Lohndrückerei in der Fleischindustrie

Schlachterei tauscht Belegschaft

In Dissen ersetzte eine Großschlachterei zwölf Festangestellte durch billige Werksverträgler – die Betroffenen ziehen gegen die Kündigungen vor Gericht.

Geht immer noch ein bisschen billiger: Schlachtrinder werden zerlegt. Bild: dpa

HAMBURG taz | Die Großschlachterei Gausepohl im niedersächsischen Dissen hat ihre zwölf fest angestellten Schlachter komplett durch Werkvertragsmitarbeiter der polnischen Firma Europol ersetzt. Weil die langjährigen Mitarbeiter die Kündigung nicht akzeptieren wollen, verhandelt nun das Arbeitsgericht Osnabrück über den Fall. Am Freitag findet die zweite Güteverhandlung statt, außergerichtliche Gespräche zwischen Betroffenen und Gausepohl sollen folgen. Wenn keine Einigung erzielt wird, entscheidet im Februar 2014 die dritte Kammer des Arbeitsgerichts über die Rechtmäßigkeit der Kündigungen.

Das Ausgliedern eigener Mitarbeiter an Fremdfirmen ist in der fleischverarbeitenden Industrie gängige Praxis. „20 Prozent eigene Arbeiter und 80 Prozent Leih- und Werksarbeiter arbeiten heute in der Schlachtindustrie“, sagt Bernhard Hemsing von der Gewerkschaft Nahrung Genuss Gaststätten (NGG). Schleichend seien immer mehr ausländische Arbeiter in die Arbeitsprozesse eingebunden worden – zu geringeren Löhnen und schlechteren Arbeitsbedingungen. Die Branche rechtfertigt dies meist mit der starken Konkurrenzsituation.

„Mit einem Mindestlohn wäre der Konkurrenzdruck unter den Unternehmen längst nicht so groß“, hält Hemsing dagegen. Die Kündigungen der Firma Gausepohl hält der Gewerkschafter für einen Skandal: „Die Arbeitnehmer wurden da nach 30 Jahren einfach vor die Tür gesetzt.“

Auch für den Schlachter Helmut Laermann kam die Kündigung nach 29 Jahren im Unternehmen Gausepohl unerwartet mit der Post – ohne eine Begründung.
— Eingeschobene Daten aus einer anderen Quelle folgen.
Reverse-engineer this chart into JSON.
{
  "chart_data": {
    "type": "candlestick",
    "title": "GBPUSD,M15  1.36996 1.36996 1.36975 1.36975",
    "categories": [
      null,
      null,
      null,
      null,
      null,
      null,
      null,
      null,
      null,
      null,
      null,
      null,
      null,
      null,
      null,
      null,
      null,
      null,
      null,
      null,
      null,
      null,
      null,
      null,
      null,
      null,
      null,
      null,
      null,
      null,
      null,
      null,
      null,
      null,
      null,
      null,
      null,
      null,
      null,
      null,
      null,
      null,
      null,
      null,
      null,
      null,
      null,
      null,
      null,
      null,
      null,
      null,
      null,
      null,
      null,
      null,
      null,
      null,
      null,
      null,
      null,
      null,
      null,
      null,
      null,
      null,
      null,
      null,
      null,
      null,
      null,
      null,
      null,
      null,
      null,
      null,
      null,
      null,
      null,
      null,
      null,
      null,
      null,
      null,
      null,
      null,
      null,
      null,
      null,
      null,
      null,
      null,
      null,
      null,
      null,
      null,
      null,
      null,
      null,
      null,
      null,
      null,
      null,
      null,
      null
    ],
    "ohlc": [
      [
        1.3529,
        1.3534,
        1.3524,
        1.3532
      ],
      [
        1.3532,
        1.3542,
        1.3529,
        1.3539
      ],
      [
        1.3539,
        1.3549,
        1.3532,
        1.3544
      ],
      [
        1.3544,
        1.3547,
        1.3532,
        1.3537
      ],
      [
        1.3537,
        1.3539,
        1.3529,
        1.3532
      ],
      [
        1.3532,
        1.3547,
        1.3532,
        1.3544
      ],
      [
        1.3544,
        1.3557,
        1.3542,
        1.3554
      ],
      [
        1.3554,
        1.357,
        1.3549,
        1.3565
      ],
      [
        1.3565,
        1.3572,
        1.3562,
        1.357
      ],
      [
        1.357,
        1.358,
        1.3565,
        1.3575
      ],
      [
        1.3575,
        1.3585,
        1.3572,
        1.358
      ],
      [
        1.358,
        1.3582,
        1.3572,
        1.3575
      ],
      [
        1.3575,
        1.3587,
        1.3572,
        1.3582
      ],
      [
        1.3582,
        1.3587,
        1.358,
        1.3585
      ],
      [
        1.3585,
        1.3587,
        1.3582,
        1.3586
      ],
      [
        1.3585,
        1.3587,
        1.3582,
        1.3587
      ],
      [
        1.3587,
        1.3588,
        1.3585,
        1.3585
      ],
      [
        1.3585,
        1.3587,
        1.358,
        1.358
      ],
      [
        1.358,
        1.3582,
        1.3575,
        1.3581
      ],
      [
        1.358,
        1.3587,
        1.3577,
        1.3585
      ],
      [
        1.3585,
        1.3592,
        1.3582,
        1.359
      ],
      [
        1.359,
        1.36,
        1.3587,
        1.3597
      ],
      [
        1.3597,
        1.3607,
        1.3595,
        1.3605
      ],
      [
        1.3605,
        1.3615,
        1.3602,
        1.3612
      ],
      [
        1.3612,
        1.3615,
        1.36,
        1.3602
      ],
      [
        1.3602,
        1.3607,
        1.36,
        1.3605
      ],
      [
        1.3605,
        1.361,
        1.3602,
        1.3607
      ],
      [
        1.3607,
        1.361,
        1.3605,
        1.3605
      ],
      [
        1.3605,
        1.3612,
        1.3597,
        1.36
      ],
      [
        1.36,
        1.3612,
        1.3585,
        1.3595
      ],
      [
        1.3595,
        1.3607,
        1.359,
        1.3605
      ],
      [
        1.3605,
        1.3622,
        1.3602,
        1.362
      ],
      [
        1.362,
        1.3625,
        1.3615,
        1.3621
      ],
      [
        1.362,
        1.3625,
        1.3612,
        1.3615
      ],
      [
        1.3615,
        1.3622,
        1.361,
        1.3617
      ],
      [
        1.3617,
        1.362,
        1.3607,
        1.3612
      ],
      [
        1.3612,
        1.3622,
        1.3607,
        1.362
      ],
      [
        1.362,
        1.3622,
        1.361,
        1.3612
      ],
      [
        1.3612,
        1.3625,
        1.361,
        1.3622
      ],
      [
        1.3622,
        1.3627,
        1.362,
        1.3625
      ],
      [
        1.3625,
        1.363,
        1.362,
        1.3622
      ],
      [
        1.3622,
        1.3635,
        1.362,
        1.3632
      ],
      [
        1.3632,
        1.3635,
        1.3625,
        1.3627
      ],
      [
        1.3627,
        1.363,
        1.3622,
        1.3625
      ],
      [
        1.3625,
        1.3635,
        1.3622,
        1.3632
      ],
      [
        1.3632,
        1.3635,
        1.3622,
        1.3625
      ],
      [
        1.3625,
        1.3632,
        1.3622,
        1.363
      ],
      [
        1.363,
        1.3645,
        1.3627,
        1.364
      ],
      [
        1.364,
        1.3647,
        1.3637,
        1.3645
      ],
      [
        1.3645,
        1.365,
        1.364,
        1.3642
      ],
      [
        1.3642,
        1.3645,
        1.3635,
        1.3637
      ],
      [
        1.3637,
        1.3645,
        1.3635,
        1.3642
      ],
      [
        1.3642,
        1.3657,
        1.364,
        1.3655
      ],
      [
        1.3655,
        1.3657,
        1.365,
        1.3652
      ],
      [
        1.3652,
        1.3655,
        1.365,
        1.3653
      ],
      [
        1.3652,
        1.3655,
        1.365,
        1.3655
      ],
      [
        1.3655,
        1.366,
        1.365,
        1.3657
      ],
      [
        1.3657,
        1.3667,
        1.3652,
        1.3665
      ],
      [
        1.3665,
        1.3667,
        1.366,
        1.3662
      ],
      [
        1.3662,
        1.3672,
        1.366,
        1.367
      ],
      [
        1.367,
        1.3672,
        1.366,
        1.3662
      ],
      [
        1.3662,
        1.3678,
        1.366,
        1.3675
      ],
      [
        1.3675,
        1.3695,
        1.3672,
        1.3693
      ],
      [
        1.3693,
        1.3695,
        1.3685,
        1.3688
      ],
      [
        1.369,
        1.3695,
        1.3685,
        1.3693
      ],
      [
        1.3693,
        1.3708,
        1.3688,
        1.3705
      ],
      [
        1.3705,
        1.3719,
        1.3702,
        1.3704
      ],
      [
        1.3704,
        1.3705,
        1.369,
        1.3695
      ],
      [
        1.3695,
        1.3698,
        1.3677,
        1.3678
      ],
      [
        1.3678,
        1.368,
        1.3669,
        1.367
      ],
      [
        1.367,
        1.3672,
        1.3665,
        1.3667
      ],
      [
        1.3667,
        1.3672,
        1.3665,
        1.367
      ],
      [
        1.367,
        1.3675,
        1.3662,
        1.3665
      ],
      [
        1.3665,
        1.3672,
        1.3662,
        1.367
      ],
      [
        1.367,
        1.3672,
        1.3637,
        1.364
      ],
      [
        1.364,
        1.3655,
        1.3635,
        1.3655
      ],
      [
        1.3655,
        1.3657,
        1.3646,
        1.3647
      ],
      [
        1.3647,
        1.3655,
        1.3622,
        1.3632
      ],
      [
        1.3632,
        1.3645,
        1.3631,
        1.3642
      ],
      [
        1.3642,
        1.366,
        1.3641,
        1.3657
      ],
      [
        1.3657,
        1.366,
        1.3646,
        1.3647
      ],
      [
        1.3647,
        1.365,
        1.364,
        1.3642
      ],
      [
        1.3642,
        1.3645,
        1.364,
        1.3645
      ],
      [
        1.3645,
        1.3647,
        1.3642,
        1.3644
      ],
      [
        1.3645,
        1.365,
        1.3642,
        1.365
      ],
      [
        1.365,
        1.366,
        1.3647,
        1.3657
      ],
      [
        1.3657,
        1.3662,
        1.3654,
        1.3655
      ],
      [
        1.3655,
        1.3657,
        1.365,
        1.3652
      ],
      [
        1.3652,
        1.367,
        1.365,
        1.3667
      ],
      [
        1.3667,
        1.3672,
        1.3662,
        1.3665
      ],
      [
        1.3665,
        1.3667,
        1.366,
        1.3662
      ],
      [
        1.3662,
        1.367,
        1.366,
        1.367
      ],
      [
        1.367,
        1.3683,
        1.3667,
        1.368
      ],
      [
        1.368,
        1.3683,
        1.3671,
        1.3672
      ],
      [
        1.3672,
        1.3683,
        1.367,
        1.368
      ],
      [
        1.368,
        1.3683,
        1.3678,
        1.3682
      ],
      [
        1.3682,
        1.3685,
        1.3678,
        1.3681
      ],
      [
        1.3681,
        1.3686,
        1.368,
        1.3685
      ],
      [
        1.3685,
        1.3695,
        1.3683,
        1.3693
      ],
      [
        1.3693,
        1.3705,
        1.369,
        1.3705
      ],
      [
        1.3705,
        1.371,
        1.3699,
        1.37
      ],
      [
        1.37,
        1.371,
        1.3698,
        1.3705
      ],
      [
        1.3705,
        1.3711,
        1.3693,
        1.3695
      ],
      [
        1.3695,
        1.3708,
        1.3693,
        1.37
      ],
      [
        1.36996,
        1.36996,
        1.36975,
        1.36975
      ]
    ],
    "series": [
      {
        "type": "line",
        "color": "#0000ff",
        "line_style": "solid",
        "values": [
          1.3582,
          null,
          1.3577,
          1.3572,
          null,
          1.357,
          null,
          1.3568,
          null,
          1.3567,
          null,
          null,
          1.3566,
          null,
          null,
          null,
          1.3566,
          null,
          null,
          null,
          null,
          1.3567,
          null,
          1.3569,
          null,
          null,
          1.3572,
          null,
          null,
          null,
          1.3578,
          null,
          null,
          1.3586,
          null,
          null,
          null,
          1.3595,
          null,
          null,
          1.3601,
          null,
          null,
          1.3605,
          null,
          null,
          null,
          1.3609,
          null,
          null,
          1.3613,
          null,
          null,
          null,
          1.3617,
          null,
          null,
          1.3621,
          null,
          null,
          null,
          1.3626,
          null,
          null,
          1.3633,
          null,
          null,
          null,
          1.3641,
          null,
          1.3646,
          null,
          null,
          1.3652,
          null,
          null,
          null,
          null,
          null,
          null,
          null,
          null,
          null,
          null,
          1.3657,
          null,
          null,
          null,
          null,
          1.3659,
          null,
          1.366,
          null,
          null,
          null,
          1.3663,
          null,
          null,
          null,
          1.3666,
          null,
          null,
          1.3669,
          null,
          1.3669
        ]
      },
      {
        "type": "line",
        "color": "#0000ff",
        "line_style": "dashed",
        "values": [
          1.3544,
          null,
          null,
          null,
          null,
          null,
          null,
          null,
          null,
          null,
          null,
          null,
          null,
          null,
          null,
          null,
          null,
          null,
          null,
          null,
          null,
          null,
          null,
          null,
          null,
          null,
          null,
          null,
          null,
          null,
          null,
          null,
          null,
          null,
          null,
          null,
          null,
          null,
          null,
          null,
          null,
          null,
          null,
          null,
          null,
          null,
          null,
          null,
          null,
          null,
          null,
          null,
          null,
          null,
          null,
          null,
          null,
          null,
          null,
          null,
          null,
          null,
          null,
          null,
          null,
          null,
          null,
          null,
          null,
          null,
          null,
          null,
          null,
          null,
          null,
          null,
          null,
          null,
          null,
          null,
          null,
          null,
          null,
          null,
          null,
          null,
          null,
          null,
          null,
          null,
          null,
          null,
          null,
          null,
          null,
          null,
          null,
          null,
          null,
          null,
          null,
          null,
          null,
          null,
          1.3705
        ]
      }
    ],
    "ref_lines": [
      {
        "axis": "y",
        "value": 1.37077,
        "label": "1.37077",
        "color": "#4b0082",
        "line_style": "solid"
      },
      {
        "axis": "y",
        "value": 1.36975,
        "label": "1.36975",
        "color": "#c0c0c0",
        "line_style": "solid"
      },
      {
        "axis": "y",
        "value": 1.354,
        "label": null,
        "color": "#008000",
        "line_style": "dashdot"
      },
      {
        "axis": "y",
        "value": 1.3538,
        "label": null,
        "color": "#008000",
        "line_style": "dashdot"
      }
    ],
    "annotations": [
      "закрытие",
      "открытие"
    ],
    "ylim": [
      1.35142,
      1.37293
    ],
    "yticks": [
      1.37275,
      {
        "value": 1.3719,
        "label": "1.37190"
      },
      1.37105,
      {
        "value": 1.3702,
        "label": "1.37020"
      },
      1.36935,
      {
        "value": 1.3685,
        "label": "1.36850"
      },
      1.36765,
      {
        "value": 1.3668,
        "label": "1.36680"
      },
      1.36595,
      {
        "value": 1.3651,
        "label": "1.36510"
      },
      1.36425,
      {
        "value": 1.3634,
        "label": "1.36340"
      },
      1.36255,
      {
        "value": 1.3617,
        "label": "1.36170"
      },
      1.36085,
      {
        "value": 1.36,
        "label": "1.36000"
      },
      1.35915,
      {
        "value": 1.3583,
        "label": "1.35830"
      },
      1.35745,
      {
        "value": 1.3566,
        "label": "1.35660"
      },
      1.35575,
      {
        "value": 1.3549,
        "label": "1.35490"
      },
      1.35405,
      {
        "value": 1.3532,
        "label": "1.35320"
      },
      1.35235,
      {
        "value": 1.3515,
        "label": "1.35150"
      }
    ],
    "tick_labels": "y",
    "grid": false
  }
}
Zuvor hatte der Schlachter abgelehnt, einen neuen Arbeitsvertrag zu unterschreiben, der eine Lohnkürzung von bis zu 50 Prozent vorsah. „Das kam für mich einer Kündigung gleich“, erinnert sich Laermann.

Einen Mindestlohn von 8,50 Euro in der Fleischindustrie fordert die Gewerkschaft Nahrung Genuss Gaststätten (NGG) - auch für die meist aus Osteuropa stammenden Werkvertragsarbeiter.

Auslöser für die Diskussion um einen Mindestlohn war der Missbrauch von Werkverträgen und die teils unwürdigen Lebensbedingungen osteuropäischer Billigarbeiter.

Ein Teil der Branche betreibe "Menschenhandel und moderne Sklaverei", erklärte gar ger niedersächsische Wirtschaftsminister Olaf Lies (SPD).

In einer Pressemitteilung verteidigt das Unternehmen Gausepohl seine Lohnpolitik. So hätten die Mitarbeiter auch im neuen Lohnmodell „in der Summe aus fixem und variablem Lohn brutto genauso viel verdient“ wie bisher. Laermanns Anwalt Johannes Eichholz bezeichnet das als falsche Rechnung, denn die Mitarbeiter müssten nun für den gleichen Lohn deutlich mehr Rinder schlachten.

Einen Betriebsrat, der die Mitarbeiter unterstützen könnte, gab es in der Großschlachterei nicht. „Erst jetzt sollte einer gegründet werden“, sagt Eichholz. Gausepohl habe vor fünf Jahren die Gründung von Betriebsräten massiv durch Einzelgespräche unterdrückt, erinnert sich Laermann. Das Unternehmen habe mit Entlassung gedroht. „Heute ist das unser Nachteil“, sagt er.

Das Unternehmen äußerte sich nicht offiziell zu diesen Vorwürfen, verwies aber darauf, dass Gausepohl Qualitätsfleisch erst im Frühjahr dieses Jahres von der Geschäftsführerin Yvonne Gausepohl neu gegründet wurde. Vor Gericht geht es den zwölf Betroffenen nun darum, eine Wiedereinstellung oder hohe Abfindungen zu erwirken.